Charles Abondo, VP Product Engineering
October 4, 2024

How to Evaluate AI-Powered Products: A Decision-Maker’s Guide to Success?

How to Evaluate AI-Powered Products: A Decision-Maker’s Guide to Success?

Introduction:

This blog is designed for telecommunications decision-makers tasked with ensuring customer experience, network reliability, and operational efficiency. If you're exploring AI-powered products for network operations, this blog is for you.

Imagine this: A major telecommunications provider tested an AI product on their most complex network issues. When the AI initially failed to identify the root causes, the product was dismissed. But during a major outage, the team spent several hours manually diagnosing the problem.

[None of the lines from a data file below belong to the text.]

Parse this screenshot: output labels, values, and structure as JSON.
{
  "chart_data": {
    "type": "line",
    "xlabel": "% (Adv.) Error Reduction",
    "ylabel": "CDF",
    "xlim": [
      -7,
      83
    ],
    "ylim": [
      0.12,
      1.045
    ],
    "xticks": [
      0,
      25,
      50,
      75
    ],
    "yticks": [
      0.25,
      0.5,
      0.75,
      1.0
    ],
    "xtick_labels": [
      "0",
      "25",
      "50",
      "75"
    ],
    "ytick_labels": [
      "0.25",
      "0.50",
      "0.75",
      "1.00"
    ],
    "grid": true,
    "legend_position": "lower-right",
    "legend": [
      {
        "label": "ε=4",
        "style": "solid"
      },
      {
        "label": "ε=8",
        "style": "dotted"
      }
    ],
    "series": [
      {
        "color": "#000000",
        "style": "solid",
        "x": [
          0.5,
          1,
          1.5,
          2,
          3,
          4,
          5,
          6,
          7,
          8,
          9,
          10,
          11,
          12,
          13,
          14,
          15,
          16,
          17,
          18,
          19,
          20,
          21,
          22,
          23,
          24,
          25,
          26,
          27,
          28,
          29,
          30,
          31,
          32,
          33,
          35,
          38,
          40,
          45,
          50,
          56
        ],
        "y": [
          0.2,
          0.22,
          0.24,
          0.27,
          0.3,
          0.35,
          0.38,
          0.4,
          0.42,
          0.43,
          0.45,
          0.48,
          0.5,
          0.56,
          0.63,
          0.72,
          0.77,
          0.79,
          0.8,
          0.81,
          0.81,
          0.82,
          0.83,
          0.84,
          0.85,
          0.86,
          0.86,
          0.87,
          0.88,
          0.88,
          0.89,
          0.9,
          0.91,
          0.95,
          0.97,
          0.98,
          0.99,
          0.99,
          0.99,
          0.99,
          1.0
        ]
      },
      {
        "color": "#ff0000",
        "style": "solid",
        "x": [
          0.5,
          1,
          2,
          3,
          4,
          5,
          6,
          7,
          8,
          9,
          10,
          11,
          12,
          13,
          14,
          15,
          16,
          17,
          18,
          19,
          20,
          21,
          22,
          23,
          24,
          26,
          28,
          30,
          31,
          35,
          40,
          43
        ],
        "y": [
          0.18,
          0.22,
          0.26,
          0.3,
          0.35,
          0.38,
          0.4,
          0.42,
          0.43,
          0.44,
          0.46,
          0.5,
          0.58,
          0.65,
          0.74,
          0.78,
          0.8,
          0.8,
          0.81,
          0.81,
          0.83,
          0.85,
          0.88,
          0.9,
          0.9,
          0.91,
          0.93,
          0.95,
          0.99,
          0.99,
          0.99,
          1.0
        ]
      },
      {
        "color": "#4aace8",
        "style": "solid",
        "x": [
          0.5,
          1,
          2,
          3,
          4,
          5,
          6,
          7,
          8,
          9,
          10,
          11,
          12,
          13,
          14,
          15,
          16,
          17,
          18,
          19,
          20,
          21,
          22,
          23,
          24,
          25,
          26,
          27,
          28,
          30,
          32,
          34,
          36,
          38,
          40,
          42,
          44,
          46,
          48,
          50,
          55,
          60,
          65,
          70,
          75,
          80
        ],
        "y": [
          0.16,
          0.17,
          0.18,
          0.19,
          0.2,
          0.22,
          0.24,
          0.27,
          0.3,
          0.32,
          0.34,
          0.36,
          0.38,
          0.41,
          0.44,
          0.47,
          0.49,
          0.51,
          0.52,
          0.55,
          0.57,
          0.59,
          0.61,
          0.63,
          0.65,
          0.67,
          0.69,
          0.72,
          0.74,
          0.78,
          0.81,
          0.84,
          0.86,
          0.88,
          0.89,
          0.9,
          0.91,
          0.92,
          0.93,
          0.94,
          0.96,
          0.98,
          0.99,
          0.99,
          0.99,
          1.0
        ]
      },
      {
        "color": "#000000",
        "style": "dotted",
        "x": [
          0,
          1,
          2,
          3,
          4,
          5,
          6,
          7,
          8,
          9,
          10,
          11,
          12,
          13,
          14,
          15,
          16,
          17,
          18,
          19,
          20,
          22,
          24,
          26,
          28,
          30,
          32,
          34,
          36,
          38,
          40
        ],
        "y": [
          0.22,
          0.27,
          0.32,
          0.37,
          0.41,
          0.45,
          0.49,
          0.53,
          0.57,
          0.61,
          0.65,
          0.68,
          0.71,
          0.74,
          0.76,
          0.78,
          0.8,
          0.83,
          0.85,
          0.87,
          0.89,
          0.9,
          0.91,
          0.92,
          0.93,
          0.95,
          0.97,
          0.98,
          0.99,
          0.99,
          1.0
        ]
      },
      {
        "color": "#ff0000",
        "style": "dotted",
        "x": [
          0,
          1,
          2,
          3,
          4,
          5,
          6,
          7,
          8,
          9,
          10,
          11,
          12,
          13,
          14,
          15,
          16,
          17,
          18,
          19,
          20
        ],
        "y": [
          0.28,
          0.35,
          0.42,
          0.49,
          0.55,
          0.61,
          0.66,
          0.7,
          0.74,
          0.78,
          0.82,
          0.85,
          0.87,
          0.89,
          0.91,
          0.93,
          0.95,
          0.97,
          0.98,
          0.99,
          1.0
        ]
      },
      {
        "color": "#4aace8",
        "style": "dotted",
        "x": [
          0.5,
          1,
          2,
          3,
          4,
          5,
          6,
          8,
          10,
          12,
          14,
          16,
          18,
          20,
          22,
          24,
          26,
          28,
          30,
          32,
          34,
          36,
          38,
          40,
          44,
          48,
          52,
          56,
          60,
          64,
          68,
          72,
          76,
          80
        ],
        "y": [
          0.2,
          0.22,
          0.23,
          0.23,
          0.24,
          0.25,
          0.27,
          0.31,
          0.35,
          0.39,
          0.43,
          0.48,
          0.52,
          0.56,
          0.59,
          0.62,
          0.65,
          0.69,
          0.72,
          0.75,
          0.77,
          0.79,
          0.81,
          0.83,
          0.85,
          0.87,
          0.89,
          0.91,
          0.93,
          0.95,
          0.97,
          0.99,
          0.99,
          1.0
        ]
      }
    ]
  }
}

Out of curiosity, they reran the same scenario through the AI product afterward—within minutes, it provided the precise diagnosis. This raises the question: are we too focused on AI perfection, causing us to overlook its real-world value?

We understand the challenges you face. Evaluating new AI products requires time and effort, especially when it involves fast-evolving technologies that may not be well understood. There’s often natural resistance to changing established workflows, particularly in highly constrained, security-driven environments. On top of that, selecting the wrong product carries significant long-term risks. This blog will help you navigate these challenges, providing insights into how to fairly and effectively evaluate AI products, reducing friction and minimizing risks associated with adoption.

1. AI Unrealistic Expectations

Many decision-makers come to AI solutions expecting them to be silver bullets, offering flawless performance in every situation. This often leads to disappointment when AI doesn't immediately deliver perfect results. AI is not about being 100% right all the time, but rather about consistently improving and enhancing decision-making capabilities. Understanding its limitations is key: AI can reduce time to resolution, handle vast amounts of data, and detect patterns far beyond human capability—but it’s not immune to occasional errors or challenges in complex edge cases. Setting realistic expectations about AI's evolving nature is critical to avoid misalignment between what the technology offers and what leadership anticipates.

2. AI in Real-Life Scenarios

In real-world telecom environments, AI is often tested under a range of unpredictable conditions—live networks with heavy traffic, unexpected failures, and a myriad of potential configurations. AI’s true value lies in how it performs in these dynamic environments, where the stakes are high, and decisions need to be made quickly. Decision-makers need to assess how AI adapts to day-to-day network operations, handles large-scale data, and integrates with existing workflows. The key is to evaluate how AI can enhance productivity in real-world applications, whether that’s identifying root causes faster, automating routine diagnostics, assisting your engineers or providing predictive maintenance insights.

3. AI in Unseen Situations

One of the biggest challenges in evaluating AI is understanding how it performs in situations it has never encountered before. Networks are constantly evolving, and new types of failures or configurations can emerge. A robust AI product should be able to generalize beyond its training data, offering meaningful insights even when it faces something new. Decision-makers must assess AI's resilience in such scenarios—how well it can identify novel patterns, flag anomalies, and offer plausible root causes when dealing with unknowns. Testing AI under unseen circumstances helps reveal its adaptability and ensures it can handle future challenges.

4. AI-Chosen Guide to Succeed

Success with AI-powered products hinges on a well-thought-out approach to evaluation and deployment. Decision-makers should focus on selecting AI products that align with their specific business goals and operational needs. This involves creating a clear set of success criteria: Is the goal faster diagnostics? Improved customer experience? Greater network uptime? AI solutions that are chosen based on these defined objectives, and that have a measurable impact on key metrics, will yield the most value. They should build a flexible evaluation playground that enable them to safely experiment, increment faster, integrate seamlessly with existing processes while always assuming that AI might fail. Decision-makers should involve 0-to-1 teams to learn, execute, gather early feedback and ensure AI products are tested using simulated, real, unexpected, live data to gauge accuracy, performance, integration and risks.

Conclusion:

Embracing AI in telecommunications isn't just about adopting new technology; it's about transforming how your organization operates and competes. By managing expectations, evaluating AI in real-world and unforeseen scenarios, and strategically selecting solutions aligned with your goals, you can harness AI's full potential.

Remember the provider in our opening story—their initial dismissal of AI overlooked significant potential. By approaching AI with an open mind and accepting shortfalls, you can avoid similar pitfalls, drive meaningful improvements alongside human expertise in your network operational efficiency, and customer experiences.